Collagen deposition and remodeling contribute to the increased tensile strength of skin wounds. Within 3 weeks of injury, the tensile strength is restored to approximately 20% of normal, uninjured skin. As healing continues, the skin gradually reaches a maximum of 70% to 80% tensile strength. Different organs regain tensile strengths to differing degrees. The remodeling process involves the balance between the synthesis and degradation of collagen. A range of collagenases regulates the latter. This process is also characterized by a gradual reduction in cellularity and vascularity.3 Differentiation of fibroblasts into myofibroblasts with resultant apoptosis (programmed cell death) are also features of tissue remodeling.12
Practice Point
A patient history should always include information about prior wounds.
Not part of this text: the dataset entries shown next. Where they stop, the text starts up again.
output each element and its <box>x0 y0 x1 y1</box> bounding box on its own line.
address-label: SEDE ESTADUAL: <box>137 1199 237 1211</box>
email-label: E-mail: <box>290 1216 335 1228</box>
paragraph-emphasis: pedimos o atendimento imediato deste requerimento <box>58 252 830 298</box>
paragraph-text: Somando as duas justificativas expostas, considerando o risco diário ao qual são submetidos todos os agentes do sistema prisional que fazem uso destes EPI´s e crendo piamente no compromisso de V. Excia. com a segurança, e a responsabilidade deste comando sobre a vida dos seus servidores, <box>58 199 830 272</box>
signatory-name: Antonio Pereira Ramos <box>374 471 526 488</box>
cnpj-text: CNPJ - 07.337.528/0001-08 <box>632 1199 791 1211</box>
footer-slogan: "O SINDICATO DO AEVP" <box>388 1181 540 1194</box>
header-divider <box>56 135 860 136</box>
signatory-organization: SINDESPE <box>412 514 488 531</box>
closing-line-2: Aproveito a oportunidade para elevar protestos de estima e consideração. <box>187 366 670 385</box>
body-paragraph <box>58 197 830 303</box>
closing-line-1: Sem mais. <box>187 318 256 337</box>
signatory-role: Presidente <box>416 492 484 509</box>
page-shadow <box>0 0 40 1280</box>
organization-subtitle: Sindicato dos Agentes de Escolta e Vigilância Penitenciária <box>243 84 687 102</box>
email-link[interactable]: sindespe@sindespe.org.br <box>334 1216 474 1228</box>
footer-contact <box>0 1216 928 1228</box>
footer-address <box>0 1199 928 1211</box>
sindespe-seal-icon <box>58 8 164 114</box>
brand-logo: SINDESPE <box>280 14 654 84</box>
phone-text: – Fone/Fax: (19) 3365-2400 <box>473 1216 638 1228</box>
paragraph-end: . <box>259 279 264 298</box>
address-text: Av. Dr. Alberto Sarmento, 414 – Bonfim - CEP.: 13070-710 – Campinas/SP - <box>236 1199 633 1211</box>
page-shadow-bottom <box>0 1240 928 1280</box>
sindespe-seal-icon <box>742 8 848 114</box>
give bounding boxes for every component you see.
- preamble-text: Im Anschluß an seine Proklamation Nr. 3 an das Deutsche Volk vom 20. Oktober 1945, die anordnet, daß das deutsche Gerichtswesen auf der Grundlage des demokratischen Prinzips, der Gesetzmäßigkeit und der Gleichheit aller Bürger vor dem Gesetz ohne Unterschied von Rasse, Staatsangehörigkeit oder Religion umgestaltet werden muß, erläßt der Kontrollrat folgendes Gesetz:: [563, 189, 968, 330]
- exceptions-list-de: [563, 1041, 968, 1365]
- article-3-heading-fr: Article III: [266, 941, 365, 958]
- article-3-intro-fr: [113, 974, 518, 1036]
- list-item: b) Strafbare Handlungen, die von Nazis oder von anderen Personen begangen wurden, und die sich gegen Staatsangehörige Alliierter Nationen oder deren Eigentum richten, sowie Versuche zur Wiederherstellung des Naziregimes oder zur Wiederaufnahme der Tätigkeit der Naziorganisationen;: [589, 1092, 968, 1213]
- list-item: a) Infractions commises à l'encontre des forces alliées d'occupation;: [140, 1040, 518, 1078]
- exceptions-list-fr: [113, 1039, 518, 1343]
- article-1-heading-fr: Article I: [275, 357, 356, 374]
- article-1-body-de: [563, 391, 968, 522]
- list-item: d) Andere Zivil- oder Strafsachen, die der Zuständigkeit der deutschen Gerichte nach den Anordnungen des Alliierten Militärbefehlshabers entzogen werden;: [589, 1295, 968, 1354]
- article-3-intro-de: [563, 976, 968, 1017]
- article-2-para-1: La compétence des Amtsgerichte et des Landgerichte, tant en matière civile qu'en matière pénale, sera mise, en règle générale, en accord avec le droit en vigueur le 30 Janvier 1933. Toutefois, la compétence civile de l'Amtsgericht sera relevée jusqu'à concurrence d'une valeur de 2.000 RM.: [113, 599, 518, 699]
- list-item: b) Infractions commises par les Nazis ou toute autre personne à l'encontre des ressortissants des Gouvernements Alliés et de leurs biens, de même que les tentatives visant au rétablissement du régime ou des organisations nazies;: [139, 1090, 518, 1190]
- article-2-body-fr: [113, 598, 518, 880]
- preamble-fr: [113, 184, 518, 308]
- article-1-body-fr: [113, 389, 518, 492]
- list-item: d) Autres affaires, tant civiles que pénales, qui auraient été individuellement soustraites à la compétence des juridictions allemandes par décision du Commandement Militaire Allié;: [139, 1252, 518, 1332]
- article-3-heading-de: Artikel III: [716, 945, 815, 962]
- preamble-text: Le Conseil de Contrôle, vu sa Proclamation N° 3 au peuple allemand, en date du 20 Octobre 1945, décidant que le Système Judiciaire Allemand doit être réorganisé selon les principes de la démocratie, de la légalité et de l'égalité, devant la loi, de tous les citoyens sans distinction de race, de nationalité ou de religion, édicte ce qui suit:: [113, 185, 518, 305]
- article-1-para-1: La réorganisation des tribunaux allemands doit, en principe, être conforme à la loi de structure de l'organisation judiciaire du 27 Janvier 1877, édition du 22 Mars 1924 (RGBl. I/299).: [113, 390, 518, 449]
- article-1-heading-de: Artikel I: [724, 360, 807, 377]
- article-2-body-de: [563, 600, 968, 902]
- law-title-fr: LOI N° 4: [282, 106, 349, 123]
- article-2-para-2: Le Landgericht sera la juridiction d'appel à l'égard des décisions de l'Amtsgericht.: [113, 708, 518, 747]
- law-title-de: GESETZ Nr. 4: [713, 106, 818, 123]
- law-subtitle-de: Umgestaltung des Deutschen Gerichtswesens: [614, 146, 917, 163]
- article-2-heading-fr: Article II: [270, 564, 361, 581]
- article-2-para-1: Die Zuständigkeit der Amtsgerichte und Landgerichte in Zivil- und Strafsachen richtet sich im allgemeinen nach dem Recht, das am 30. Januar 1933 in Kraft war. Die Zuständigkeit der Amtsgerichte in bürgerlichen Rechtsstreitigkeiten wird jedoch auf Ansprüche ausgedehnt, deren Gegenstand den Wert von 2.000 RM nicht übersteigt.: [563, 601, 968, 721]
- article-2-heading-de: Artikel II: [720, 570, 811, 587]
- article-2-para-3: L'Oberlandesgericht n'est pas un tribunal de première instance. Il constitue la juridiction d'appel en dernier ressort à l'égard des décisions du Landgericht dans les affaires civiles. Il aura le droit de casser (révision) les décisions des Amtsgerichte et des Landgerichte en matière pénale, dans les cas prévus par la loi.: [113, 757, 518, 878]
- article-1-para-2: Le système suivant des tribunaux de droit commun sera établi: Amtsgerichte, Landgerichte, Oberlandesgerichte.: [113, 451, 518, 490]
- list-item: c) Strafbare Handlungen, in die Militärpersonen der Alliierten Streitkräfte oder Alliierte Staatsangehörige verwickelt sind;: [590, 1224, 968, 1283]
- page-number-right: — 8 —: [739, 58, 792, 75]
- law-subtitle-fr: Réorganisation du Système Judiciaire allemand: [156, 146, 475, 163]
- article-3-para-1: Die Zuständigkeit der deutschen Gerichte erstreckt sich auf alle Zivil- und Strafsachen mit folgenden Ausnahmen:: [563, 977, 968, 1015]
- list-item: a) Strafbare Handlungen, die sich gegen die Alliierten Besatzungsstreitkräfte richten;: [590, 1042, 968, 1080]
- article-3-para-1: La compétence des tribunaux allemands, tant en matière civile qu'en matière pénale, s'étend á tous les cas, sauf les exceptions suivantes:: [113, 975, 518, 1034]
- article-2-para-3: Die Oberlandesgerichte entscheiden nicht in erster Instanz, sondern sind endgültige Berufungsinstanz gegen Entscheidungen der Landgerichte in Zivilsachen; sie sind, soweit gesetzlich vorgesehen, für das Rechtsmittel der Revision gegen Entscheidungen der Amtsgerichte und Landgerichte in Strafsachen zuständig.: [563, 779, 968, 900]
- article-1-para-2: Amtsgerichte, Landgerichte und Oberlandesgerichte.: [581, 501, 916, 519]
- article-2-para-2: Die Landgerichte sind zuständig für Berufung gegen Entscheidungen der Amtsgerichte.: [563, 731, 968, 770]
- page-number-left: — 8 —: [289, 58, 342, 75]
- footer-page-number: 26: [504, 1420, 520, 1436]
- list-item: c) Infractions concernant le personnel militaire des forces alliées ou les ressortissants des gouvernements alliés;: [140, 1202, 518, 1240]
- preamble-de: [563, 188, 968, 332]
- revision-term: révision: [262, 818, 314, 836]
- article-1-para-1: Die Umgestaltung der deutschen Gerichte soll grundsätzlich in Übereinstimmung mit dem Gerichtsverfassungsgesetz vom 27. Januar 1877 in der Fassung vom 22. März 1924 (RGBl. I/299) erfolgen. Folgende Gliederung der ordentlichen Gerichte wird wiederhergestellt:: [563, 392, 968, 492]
Healed wounds never achieve the same tensile strength as uninjured skin, thereby increasing the potential for reinjury.
Patient Teaching
Remind the patient that the wounded area is never as strong as uninjured tissue so it is always vulnerable to damage. Simple measures such as keeping the scar tissue moisturized will help to optimize the condition of the tissue. Advise the patient to seek help if the scar begins to break down.
The scar is the final product of wound healing and is a relatively avascular and acellular mass of collagen that serves to restore tissue continuity and some degree of tensile strength and function. However, the strength of the scar remains less than that of normal tissue, even many years following injury, and it’s never fully restored (Box 5-1).